Romanian-born psychiatrist Adriana Katz, who treats patients from the Sderot/Ashkelon area, has spoken in interviews of “children who, when they see their parents running, believe they (the parents) cannot protect them, leading to “a loss of faith”.
Katz calls them “ ‘the Qassam Generation’…children who don’t know what it’s like to play under the sun without being scared.”
Many community leaders, officials and politicians from the United States have visited Sderot over the years, among them Olga Miranda, President of Service Employees Local 87 in San Francisco, who told 14,000 attendees at AIPAC’s Policy Conference in Washington, DC last March about her trip to Southern Israel.
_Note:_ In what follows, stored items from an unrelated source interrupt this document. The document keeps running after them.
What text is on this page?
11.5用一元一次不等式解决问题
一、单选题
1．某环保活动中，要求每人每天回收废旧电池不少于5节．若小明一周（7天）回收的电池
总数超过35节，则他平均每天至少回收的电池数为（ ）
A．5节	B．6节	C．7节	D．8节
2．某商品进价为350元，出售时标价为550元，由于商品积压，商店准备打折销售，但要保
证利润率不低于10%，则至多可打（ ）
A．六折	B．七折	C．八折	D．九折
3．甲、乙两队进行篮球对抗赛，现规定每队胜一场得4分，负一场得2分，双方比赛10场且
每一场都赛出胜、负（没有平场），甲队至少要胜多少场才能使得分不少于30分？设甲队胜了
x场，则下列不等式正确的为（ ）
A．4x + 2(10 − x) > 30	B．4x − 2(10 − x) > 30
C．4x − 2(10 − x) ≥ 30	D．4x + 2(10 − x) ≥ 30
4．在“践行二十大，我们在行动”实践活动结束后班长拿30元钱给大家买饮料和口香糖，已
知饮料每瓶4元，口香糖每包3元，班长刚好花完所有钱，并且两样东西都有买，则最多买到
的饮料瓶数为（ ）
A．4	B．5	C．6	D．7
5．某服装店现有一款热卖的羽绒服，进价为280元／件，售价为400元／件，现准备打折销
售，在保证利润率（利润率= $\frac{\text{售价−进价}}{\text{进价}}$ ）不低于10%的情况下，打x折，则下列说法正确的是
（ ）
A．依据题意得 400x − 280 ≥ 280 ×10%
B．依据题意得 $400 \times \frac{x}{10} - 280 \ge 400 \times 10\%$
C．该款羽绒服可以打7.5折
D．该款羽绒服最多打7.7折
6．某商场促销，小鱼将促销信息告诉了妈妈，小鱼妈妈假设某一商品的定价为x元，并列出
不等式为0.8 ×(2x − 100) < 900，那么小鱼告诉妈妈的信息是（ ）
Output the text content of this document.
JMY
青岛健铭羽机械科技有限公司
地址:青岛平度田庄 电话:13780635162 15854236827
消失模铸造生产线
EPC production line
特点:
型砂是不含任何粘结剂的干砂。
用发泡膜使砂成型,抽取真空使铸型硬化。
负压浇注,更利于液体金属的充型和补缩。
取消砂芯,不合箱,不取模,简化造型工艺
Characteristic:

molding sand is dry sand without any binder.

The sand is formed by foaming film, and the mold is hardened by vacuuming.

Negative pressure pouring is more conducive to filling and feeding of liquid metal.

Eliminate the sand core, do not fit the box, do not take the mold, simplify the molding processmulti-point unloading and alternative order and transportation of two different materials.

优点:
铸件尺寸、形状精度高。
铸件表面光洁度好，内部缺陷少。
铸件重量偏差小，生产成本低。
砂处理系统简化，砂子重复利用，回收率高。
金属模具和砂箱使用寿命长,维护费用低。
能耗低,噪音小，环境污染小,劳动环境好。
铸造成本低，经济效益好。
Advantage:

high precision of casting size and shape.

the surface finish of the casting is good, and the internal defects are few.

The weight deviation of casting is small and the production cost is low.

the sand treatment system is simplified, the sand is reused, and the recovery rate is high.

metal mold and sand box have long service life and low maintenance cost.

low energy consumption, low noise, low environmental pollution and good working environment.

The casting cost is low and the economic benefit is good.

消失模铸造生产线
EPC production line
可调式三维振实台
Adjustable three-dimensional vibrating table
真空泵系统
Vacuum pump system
Miranda drew similarities between inner-city America and Sderot, sharing that she grew up with the sounds of gunshots on the streets.
However, Miranda also shared that she could never “fathom the thought of my son having to experience and witness rockets flying over his head.” Upon her return home, Miranda told her son Joaquin that living in the United States is a “luxury”, and that while enjoying that luxury we as Americans must recognize a commitment to those—such as the Israelis– who do not live with the same level of security.
The Obamas have apparently worked hard to provide their daughters with a safe, nurturing environment in which to grow into sturdy, happy, confident teens. However, if the Obamas and parents across the United States want to provide that same environment to their grandchildren they would be wise to heed the advice of Olga Miranda.
The 5,882 miles between Sderot and D.C. is no guarantee of security. The only way to safeguard future generations is for the President of the United States to make good on a six year old campaign promise initially made in Sderot and reiterated last year in Sderot to take the necessary steps to ensure that rockets do not land in children’s bedrooms, wherever those children may sleep.